Аптекарь достает из кармана плитку шоколада и протягивает мне. Я вспоминаю, что уже три дня и три ночи не видел жену и детей. Они наверняка сердятся на меня, и теперь я смогу утешить их этим шоколадом. Но, протянув руку, я вдруг понимаю, что аптекарь вовсе не намерен отдавать мне всю плитку. Мне становится стыдно, что я замахнулся на то, что предлагалось мне только частично. Я краснею и опускаю голову.

Когда я поднимаю глаза, то вижу, что справа от стола, рядом с аптекарем, сидит знакомый профессор. Его лицо обрамлено короткой седой бородкой, палка зажата меж коленей, а на губах играет затаенная улыбка. Я кланяюсь ему и здороваюсь. Но он вдруг хватает меня за руку и восклицает: «Я сделал важное открытие. Буква “л”, которую весь мир по ошибке считает в данном слове коренной, на самом деле не входит в его основу, и поэтому ее следует заменить на другую».

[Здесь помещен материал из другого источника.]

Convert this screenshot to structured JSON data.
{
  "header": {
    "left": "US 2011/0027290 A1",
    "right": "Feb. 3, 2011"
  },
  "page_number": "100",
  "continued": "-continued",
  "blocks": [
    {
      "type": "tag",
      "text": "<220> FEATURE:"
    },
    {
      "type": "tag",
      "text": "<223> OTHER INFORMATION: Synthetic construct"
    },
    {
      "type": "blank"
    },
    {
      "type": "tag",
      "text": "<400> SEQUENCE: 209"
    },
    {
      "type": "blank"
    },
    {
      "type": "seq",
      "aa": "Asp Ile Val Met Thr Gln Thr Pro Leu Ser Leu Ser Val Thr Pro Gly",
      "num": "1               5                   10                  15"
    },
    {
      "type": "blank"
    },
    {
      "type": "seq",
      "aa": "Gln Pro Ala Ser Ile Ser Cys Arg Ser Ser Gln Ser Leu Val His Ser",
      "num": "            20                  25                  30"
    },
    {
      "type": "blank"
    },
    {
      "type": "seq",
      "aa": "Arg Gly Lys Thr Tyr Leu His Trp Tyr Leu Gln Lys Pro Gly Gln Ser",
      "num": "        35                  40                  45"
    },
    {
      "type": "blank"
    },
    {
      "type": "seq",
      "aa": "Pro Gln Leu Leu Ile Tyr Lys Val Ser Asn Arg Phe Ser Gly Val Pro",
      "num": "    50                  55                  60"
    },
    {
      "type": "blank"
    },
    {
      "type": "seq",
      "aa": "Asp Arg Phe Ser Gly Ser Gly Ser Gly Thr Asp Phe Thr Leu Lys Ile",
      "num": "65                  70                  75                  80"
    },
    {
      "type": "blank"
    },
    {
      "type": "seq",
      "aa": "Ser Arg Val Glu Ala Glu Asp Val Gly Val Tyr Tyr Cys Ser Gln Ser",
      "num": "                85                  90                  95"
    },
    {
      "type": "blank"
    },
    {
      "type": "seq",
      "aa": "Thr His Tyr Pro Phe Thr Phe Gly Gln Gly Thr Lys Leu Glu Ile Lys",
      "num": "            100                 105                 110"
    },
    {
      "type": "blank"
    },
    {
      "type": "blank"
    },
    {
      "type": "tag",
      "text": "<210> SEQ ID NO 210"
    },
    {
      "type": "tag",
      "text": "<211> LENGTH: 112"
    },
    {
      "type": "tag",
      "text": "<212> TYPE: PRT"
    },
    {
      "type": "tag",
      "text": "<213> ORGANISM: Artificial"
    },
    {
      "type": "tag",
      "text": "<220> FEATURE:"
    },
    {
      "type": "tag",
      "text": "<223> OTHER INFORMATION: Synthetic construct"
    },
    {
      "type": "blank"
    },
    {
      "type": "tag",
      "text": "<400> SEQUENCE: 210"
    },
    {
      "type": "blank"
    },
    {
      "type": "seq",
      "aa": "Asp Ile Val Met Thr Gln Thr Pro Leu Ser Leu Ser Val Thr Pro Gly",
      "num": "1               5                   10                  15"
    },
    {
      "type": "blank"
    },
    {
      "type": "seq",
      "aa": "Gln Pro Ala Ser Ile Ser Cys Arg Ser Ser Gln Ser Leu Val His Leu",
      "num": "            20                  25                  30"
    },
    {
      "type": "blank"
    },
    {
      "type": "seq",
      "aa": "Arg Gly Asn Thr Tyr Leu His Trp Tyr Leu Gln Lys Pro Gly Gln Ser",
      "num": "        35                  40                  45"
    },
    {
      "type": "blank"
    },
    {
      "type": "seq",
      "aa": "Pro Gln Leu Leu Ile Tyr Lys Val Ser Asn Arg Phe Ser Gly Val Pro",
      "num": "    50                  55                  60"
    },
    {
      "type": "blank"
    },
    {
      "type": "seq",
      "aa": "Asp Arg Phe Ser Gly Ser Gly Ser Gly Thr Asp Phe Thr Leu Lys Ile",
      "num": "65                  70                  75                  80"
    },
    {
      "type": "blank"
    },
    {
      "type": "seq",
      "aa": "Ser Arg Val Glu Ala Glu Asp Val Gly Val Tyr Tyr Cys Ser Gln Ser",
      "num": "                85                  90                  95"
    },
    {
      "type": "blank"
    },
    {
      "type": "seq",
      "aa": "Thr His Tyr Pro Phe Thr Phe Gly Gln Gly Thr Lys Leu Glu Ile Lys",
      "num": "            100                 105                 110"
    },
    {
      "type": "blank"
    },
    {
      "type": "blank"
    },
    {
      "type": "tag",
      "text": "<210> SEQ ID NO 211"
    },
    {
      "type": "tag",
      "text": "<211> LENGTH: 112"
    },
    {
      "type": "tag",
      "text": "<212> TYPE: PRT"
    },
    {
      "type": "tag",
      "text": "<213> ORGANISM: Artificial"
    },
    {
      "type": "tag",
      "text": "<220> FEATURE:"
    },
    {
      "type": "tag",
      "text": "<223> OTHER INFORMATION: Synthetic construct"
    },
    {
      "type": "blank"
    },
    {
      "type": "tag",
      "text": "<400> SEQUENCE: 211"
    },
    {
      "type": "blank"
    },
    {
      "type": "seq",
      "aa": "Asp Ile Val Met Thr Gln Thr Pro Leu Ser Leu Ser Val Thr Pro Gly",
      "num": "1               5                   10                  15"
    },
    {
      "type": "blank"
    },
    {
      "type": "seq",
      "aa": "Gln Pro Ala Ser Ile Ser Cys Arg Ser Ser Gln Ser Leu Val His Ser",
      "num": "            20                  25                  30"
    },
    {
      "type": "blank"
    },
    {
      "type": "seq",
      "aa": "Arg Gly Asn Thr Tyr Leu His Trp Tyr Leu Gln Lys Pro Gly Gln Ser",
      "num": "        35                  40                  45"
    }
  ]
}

Я понимаю, что он говорит и о каком слове, но в то же время мне почему-то кажется, что речь идет о другом слове, в котором заменяется «п», причем заменяется на «б», и мне становится грустно и тоскливо, потому что «п» представляется мне голубым, тогда как «б» кажется темным.

Тем временем в помещении светлеет. Я помню, что аптекарь оставил мне где-то на краю стола кусочек шоколада, я только не знаю, где именно. Но тут толпа вокруг снова начинает бурлить. Меня выносит из помещения, и я оказываюсь на огромной веранде, которая смотрит на голубую водную гладь.